Eine aktuelle YouGov-Umfrage im Vereinigten Königreich bestätigte, dass es eine wachsende Mehrheit gibt, die engere Beziehungen zur EU befürworten würde, aber 64 % der Teilnehmer würden einen Wiederbeitritt zum Handelsblock nicht unterstützen, wenn Großbritannien gezwungen wäre, die einheitliche Währung und die Schengen-Regeln für den passfreien Raum einzuführen.
Die Unterstützung für die EU war in Schweden am stärksten, wo 79 % der Befragten eine positive Meinung äußerten. Deutschland folgte mit 68 %, während die Niederlande, Polen und Italien Unterstützungswerte über 60 % verzeichneten.
Frankreich blieb mit 52 % der Befragten gespaltener, während Griechenland das einzige befragte Land war, in dem positive Ansichten keine Mehrheit erreichten.
Pew-Forscher stellten fest, dass die Unterstützung für die EU in den Jahren unmittelbar nach dem Brexit-Votum stark zunahm und nach der umfassenden Invasion Russlands in der Ukraine im Jahr 2022 noch weiter anstieg.
Der Krieg führte zu einer engeren Zusammenarbeit zwischen den europäischen Ländern in Fragen von Verteidigung und Energiesicherheit bis hin zur wirtschaftlichen Unterstützung für Kiew, Entwicklungen, die möglicherweise die öffentliche Wertschätzung für die Rolle der EU gestärkt haben.
Die Umfrage zeigte auch politische Unterschiede in der Einstellung gegenüber der Union auf.

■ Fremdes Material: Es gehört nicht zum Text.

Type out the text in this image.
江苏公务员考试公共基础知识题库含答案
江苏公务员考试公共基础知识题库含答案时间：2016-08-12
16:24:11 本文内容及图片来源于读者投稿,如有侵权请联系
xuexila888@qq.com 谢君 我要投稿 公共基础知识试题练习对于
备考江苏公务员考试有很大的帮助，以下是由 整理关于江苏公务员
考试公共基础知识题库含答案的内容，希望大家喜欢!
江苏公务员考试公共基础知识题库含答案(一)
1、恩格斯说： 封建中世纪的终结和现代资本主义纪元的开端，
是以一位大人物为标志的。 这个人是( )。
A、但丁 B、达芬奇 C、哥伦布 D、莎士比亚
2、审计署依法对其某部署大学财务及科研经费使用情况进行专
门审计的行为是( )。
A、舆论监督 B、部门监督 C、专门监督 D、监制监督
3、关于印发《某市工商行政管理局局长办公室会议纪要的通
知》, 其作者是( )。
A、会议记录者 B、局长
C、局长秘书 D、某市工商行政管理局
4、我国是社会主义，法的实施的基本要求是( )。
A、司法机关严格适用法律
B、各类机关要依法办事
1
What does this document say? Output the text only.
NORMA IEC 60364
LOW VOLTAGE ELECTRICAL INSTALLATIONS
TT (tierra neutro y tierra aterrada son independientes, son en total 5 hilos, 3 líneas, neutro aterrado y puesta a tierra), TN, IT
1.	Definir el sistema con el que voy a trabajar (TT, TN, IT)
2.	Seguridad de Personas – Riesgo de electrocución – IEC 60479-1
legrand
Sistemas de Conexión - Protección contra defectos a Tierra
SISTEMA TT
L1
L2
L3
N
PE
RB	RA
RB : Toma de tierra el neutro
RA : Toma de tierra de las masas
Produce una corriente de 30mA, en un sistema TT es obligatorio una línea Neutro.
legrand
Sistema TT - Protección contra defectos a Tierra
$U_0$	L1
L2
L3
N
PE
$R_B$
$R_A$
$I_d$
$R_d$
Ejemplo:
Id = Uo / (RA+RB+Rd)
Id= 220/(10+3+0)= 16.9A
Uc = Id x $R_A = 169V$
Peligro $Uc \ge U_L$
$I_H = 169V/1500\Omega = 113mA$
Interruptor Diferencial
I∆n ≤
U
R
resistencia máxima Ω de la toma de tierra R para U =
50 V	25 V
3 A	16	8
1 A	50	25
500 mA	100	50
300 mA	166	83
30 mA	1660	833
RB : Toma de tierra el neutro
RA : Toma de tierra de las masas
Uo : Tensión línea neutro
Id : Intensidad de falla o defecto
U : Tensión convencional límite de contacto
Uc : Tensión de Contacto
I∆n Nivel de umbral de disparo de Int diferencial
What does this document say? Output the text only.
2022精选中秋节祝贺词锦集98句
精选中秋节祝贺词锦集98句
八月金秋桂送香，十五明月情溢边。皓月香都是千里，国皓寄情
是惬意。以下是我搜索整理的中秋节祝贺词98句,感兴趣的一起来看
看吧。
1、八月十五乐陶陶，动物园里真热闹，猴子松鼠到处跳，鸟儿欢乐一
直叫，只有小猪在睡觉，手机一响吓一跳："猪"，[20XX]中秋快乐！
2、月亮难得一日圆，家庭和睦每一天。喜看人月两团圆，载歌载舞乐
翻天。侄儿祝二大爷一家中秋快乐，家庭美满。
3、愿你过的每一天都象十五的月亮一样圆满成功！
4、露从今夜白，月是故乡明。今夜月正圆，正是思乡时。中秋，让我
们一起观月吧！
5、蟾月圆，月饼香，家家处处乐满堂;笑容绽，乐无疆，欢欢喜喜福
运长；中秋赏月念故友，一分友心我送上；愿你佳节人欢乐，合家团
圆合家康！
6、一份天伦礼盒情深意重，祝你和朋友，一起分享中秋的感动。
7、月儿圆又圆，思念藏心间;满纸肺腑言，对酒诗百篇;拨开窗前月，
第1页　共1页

Befragte, die sich mit der politischen Linken identifizierten, unterstützten die EU im Allgemeinen stärker als diejenigen, die sich auf der rechten Seite befanden. Allerdings haben seit 2016 in weiten Teilen des politischen Spektrums positive Ansichten zugenommen.
Die Ergebnisse kommen zu einer Zeit, in der Debatten über die Zukunft Europas nach wie vor im Mittelpunkt der Politik auf dem gesamten Kontinent stehen.
Während Herausforderungen wie Migration, wirtschaftliche Wettbewerbsfähigkeit und Sicherheit die Union weiterhin auf die Probe stellen, deuten die neuesten Daten darauf hin, dass das Vertrauen der Öffentlichkeit in das europäische Projekt nach wie vor erheblich stärker ist als zu dem Zeitpunkt, als sich die britischen Wähler vor zehn Jahren für den Austritt aus der Union entschieden.
Für politische Entscheidungsträger sowohl in Brüssel als auch in London deuten die Ergebnisse darauf hin, dass die Einstellung zur Zusammenarbeit zwischen beiden positiver ist, zu einer Zeit, in der der britische Premierminister Keir Starmer angedeutet hat, dass er engere Beziehungen zu Europa wünscht.